In drawing this card, you are invited to explore the nature of relationship and how your capacity to relate may be deepened.
If we look to Nature and the photograph associated with these chosen words, we are taken to an evening beside the huge lake Inari in Finland. It was a very still and quiet evening and the Northern Lights had just begun to show as I looked out towards a small island. It was remarkable moment symmetry. Nature as a way of reminding us of the symmetry of things and the vital role of reflection. As I captured this moment on film, I began to recall and reflect upon the nature of relationship – my relationships – and how in fact we learn how to relate to others. Such relating has a symmetry and reflexivity of its own. For what we judge and reject in ourselves, we are unable to be with and include in others. But what we accept in ourselves we can naturally relate to in others.
Notice that learning how to relate is what I call an ‘inside job’. If we slip into our automatic outwardly judging role – we not only reject the others view, but quite literally turn away from the chance to relate more deeply. In the symmetry we are exploring, what we reject in others, we are unable to accept in ourselves. Relationship then rests upon our ability not to automatically judge and reject but to instead to seek and accept. You might realise already that our temptation is to judge – for the certainty of being right offers confidence and safety. However, if we are to learn how to relate more deeply then, we are invited to resist the temptation to judge in order foster relationship.

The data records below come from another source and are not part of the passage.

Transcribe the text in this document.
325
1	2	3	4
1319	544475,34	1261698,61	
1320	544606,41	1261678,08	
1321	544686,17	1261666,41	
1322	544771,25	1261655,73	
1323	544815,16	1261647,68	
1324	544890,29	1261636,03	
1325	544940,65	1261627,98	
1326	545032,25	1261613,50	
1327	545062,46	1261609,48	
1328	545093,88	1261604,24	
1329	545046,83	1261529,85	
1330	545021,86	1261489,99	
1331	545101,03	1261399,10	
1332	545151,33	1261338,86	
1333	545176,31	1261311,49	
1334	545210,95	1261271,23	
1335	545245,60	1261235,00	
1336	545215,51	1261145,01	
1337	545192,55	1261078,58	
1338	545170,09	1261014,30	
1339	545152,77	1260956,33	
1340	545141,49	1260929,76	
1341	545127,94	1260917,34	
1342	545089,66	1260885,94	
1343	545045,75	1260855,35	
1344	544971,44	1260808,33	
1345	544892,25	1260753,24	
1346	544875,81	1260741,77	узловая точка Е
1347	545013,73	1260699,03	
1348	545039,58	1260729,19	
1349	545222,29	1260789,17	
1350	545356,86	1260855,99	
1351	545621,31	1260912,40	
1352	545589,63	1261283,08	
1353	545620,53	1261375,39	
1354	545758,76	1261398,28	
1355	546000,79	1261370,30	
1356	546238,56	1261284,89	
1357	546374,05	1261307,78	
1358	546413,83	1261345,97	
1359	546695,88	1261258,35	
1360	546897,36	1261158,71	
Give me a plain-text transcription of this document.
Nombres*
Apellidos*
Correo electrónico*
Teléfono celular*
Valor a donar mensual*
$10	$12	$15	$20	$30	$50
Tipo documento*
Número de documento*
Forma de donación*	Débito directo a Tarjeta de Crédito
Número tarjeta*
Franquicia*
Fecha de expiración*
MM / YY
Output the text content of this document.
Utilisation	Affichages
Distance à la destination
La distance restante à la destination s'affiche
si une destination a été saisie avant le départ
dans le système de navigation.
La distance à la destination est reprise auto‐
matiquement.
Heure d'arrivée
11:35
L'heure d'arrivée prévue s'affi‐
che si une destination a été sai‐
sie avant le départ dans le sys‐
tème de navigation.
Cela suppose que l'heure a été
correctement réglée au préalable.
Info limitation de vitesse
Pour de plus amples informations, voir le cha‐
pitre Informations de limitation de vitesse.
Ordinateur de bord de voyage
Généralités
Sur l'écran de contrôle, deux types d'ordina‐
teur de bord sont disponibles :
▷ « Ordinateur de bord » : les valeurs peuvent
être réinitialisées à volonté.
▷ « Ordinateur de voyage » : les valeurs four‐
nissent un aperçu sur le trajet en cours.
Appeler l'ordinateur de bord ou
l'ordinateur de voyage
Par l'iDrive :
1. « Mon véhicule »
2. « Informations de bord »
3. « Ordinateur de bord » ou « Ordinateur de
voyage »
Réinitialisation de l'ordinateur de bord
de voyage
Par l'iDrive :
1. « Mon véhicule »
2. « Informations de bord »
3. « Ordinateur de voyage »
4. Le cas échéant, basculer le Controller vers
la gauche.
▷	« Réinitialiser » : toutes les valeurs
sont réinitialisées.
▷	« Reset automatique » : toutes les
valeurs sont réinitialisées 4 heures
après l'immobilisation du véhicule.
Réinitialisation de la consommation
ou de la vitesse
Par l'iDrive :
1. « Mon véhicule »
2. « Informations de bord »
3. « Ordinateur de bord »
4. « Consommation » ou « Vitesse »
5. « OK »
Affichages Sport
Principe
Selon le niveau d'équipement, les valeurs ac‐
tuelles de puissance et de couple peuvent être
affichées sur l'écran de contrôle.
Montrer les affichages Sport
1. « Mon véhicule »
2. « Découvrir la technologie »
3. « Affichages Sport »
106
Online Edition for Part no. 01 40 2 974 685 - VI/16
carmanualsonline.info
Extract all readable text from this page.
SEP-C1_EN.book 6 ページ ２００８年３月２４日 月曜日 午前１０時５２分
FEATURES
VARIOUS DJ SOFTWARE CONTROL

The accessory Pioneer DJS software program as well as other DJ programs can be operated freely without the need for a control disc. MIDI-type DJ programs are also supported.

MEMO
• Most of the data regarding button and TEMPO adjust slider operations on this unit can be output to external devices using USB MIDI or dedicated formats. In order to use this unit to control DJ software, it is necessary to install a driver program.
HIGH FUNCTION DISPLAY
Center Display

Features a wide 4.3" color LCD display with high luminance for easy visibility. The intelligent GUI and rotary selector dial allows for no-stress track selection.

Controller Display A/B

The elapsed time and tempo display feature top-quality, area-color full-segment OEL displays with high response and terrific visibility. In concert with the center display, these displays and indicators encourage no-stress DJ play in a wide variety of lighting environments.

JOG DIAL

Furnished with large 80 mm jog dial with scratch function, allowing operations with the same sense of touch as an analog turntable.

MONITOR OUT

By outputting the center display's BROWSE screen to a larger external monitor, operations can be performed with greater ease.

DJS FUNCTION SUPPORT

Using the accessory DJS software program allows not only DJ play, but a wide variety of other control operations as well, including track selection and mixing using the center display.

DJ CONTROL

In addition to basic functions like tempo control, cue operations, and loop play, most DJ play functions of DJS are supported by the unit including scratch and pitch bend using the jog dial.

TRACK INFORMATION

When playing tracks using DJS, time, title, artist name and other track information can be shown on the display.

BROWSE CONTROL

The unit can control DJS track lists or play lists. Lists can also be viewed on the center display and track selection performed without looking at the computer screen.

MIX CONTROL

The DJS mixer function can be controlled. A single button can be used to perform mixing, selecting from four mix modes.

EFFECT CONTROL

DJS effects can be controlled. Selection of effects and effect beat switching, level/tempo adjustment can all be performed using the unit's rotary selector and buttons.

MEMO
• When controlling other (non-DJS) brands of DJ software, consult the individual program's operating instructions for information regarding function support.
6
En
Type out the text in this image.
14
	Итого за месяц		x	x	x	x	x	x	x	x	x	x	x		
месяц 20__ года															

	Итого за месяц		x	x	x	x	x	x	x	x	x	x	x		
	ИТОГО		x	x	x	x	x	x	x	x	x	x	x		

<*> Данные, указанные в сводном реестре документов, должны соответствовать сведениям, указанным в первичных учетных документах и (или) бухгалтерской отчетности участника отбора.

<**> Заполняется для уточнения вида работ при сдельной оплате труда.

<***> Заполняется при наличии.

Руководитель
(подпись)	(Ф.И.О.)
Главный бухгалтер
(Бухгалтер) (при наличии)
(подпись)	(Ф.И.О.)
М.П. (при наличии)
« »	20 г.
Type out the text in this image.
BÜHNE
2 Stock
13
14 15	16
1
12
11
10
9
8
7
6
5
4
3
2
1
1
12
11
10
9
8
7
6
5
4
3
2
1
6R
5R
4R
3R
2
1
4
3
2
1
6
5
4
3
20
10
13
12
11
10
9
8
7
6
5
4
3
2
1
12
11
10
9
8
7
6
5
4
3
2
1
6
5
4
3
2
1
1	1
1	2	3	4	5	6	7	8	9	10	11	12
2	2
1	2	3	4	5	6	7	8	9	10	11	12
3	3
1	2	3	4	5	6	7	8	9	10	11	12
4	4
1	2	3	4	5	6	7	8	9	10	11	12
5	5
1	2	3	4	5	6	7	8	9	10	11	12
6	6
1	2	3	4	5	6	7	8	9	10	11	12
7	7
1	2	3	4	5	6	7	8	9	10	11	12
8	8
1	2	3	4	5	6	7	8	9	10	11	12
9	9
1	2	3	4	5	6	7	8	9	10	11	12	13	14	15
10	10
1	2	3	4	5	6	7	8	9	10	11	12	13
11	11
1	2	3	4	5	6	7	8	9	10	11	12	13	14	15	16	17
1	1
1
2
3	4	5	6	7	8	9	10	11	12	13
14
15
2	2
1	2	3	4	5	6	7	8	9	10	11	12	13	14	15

Consider what is most important to you – being right or relating more deeply? This does not have to binary – there may be critical times when we need to offer a judgement or instruction, but equally are we able to continue to cultivate how we relate to others, opening the chance for a deeper understanding of someone else by resisting our temptation to judge?
The quality of empathy vital to relationships, comes from a willingness to recognise what others speak in ourselves. For this to occur we are invited to continually learn who we are in our wholeness. Such learning goes way beyond who we automatically think we are. We instead, reflect inwardly to discover more of who we really are. If you think about it, life is a continual journey of expanding self-awareness, whereby we continually discover and learn more about ourselves. And what we discover in ourselves and so, can be with and accept, we naturally relate to in others.
Our capacity to relate is something that we cultivate through our lives – it’s not something that we simply ‘turn on’ when we think we need it – our ability to relate links directly to the extent of our self-awareness. Acceptance of ourselves and who we really are, translates to a capacity to relate to others more deeply. Notice that at the heart of relationship is a wonderous reflective symmetry that we are invited to acknowledge and cultivate.
Consider how you relate to others.
How might you deepen your relationships?
What would this require of you?
And what would the benefits be for yourself and others?
What step might you commit too today that would cultivate and how you can relate more consciously?
May you ever deepen your self-awareness the key to your capacity to relate to others.
May you discover that in self-acceptance resides our capacity to listen instead of judge and put this into daily practice.
May you model for others the power of relationship and remarkable experience of what it means to be fully ‘seen and heard’ by another.